La musica sottolinea soprattutto le scene più drammatiche, determinando un fortissimo contrasto. Un notevole stridore è poi quello con il corpo di Marat, che nella sua sofferenza riporta lo spettatore in una dimensione fisica, cui fa riferimento anche la presenza del Marchese de Sade. Sade commenta e interviene, ma si dice disgustato dalla violenza e dalla ferocia della rivoluzione e confronta la “spada” dei rivoluzionari con la “sferza” dei suoi piaceri.

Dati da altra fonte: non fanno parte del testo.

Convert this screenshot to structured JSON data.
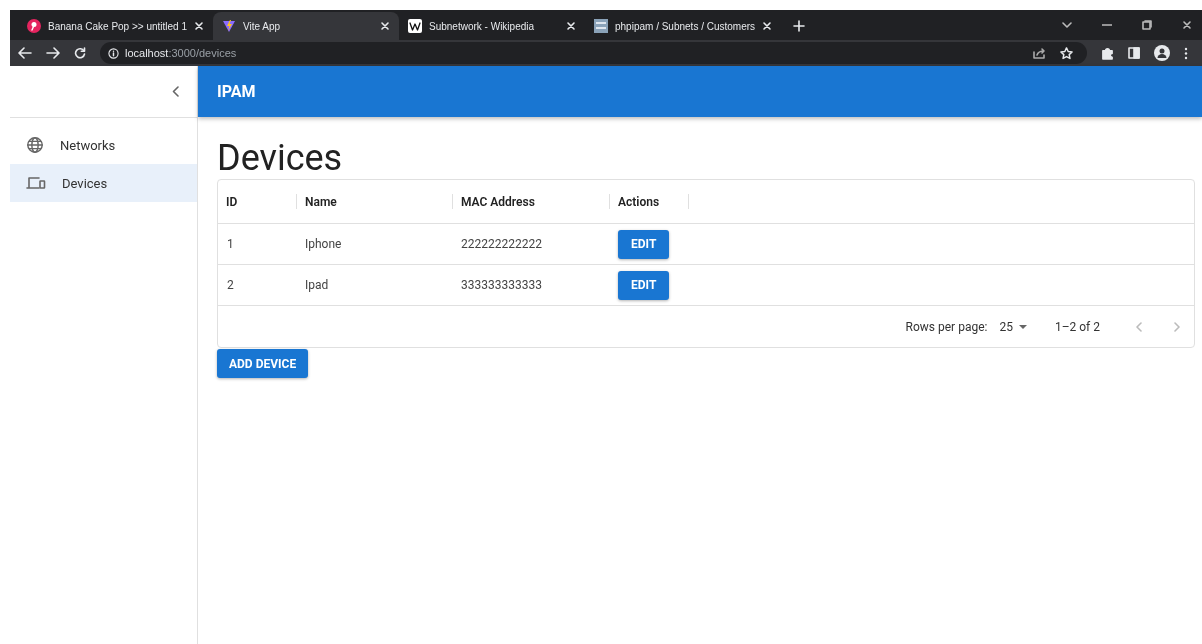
{
  "browser": {
    "tabs": [
      {
        "title": "Banana Cake Pop >> untitled 1",
        "selected": false
      },
      {
        "title": "Vite App",
        "selected": true
      },
      {
        "title": "Subnetwork - Wikipedia",
        "selected": false
      },
      {
        "title": "phpipam / Subnets / Customers",
        "selected": false
      }
    ],
    "url_host": "localhost",
    "url_rest": ":3000/devices"
  },
  "app": {
    "title": "IPAM",
    "sidebar": {
      "items": [
        {
          "label": "Networks",
          "selected": false
        },
        {
          "label": "Devices",
          "selected": true
        }
      ]
    },
    "page_title": "Devices",
    "table": {
      "columns": [
        "ID",
        "Name",
        "MAC Address",
        "Actions"
      ],
      "rows": [
        {
          "id": "1",
          "name": "Iphone",
          "mac": "222222222222",
          "action": "EDIT"
        },
        {
          "id": "2",
          "name": "Ipad",
          "mac": "333333333333",
          "action": "EDIT"
        }
      ],
      "footer": {
        "rows_per_page_label": "Rows per page:",
        "rows_per_page": "25",
        "range": "1–2 of 2"
      }
    },
    "add_button": "ADD DEVICE"
  }
}
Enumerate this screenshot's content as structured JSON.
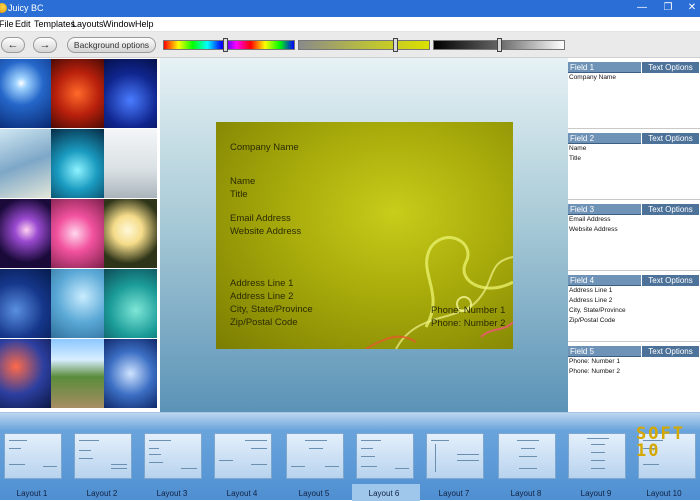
{
  "window": {
    "title": "Juicy BC",
    "minimize": "—",
    "maximize": "❐",
    "close": "✕"
  },
  "menu": [
    "File",
    "Edit",
    "Templates",
    "Layouts",
    "Window",
    "Help"
  ],
  "toolbar": {
    "back": "←",
    "forward": "→",
    "background_options": "Background options"
  },
  "sliders": {
    "hue_level": 0.47,
    "tint_level": 0.75,
    "shade_level": 0.5
  },
  "gallery": {
    "columns": 3,
    "rows": 5,
    "selected": null
  },
  "card": {
    "company": "Company Name",
    "name": "Name",
    "title": "Title",
    "email": "Email Address",
    "website": "Website Address",
    "address1": "Address Line 1",
    "address2": "Address Line 2",
    "city": "City, State/Province",
    "zip": "Zip/Postal Code",
    "phone1": "Phone: Number 1",
    "phone2": "Phone: Number 2"
  },
  "fields": [
    {
      "label": "Field 1",
      "options": "Text Options",
      "lines": [
        "Company Name"
      ]
    },
    {
      "label": "Field 2",
      "options": "Text Options",
      "lines": [
        "Name",
        "Title"
      ]
    },
    {
      "label": "Field 3",
      "options": "Text Options",
      "lines": [
        "Email Address",
        "Website Address"
      ]
    },
    {
      "label": "Field 4",
      "options": "Text Options",
      "lines": [
        "Address Line 1",
        "Address Line 2",
        "City, State/Province",
        "Zip/Postal Code"
      ]
    },
    {
      "label": "Field 5",
      "options": "Text Options",
      "lines": [
        "Phone: Number 1",
        "Phone: Number 2"
      ]
    }
  ],
  "layouts": [
    "Layout 1",
    "Layout 2",
    "Layout 3",
    "Layout 4",
    "Layout 5",
    "Layout 6",
    "Layout 7",
    "Layout 8",
    "Layout 9",
    "Layout 10"
  ],
  "selected_layout": "Layout 6",
  "watermark": "SOFT10"
}
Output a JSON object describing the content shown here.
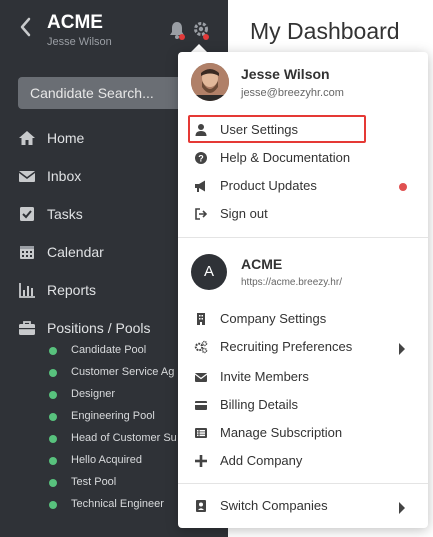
{
  "sidebar": {
    "company_name": "ACME",
    "user_name": "Jesse Wilson",
    "search_placeholder": "Candidate Search...",
    "nav": [
      {
        "label": "Home",
        "icon": "home-icon"
      },
      {
        "label": "Inbox",
        "icon": "envelope-icon"
      },
      {
        "label": "Tasks",
        "icon": "checkbox-icon"
      },
      {
        "label": "Calendar",
        "icon": "calendar-icon"
      },
      {
        "label": "Reports",
        "icon": "bar-chart-icon"
      },
      {
        "label": "Positions / Pools",
        "icon": "briefcase-icon"
      }
    ],
    "pools": [
      "Candidate Pool",
      "Customer Service Ag",
      "Designer",
      "Engineering Pool",
      "Head of Customer Su",
      "Hello Acquired",
      "Test Pool",
      "Technical Engineer"
    ]
  },
  "main": {
    "title": "My Dashboard"
  },
  "dropdown": {
    "profile": {
      "name": "Jesse Wilson",
      "email": "jesse@breezyhr.com"
    },
    "user_menu": [
      {
        "label": "User Settings",
        "icon": "user-icon"
      },
      {
        "label": "Help & Documentation",
        "icon": "question-circle-icon"
      },
      {
        "label": "Product Updates",
        "icon": "megaphone-icon"
      },
      {
        "label": "Sign out",
        "icon": "sign-out-icon"
      }
    ],
    "company": {
      "avatar_letter": "A",
      "name": "ACME",
      "url": "https://acme.breezy.hr/"
    },
    "company_menu": [
      {
        "label": "Company Settings",
        "icon": "building-icon"
      },
      {
        "label": "Recruiting Preferences",
        "icon": "cogs-icon"
      },
      {
        "label": "Invite Members",
        "icon": "envelope-icon"
      },
      {
        "label": "Billing Details",
        "icon": "credit-card-icon"
      },
      {
        "label": "Manage Subscription",
        "icon": "list-icon"
      },
      {
        "label": "Add Company",
        "icon": "plus-icon"
      }
    ],
    "switch": {
      "label": "Switch Companies",
      "icon": "id-card-icon"
    }
  },
  "colors": {
    "sidebar_bg": "#2f3237",
    "pool_dot": "#58c27d",
    "highlight": "#e53935",
    "notification_dot": "#e23a3a"
  }
}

Ma alla corporalità alludono anche le figure dei matti, che sono trattati come corpi puri, a volte anche costretti nelle camicie di forza, come se con il corpo si volesse paralizzare anche la mente malata. Tra questi Charlotte Corday, l’assassina di Marat, che tre volte bussa alla sua porta prima di compiere l’omicidio. In un difficile equilibrio tra il sonno e la veglia, incapace quasi di ricordare la sua parte, Charlotte trae dal ricordo del mito di Giuditta la forza per compiere quello che considera un tirannicidio. Ed è nella ricomposizione del quadro di David che il dramma trova uno dei suoi momenti più profondi.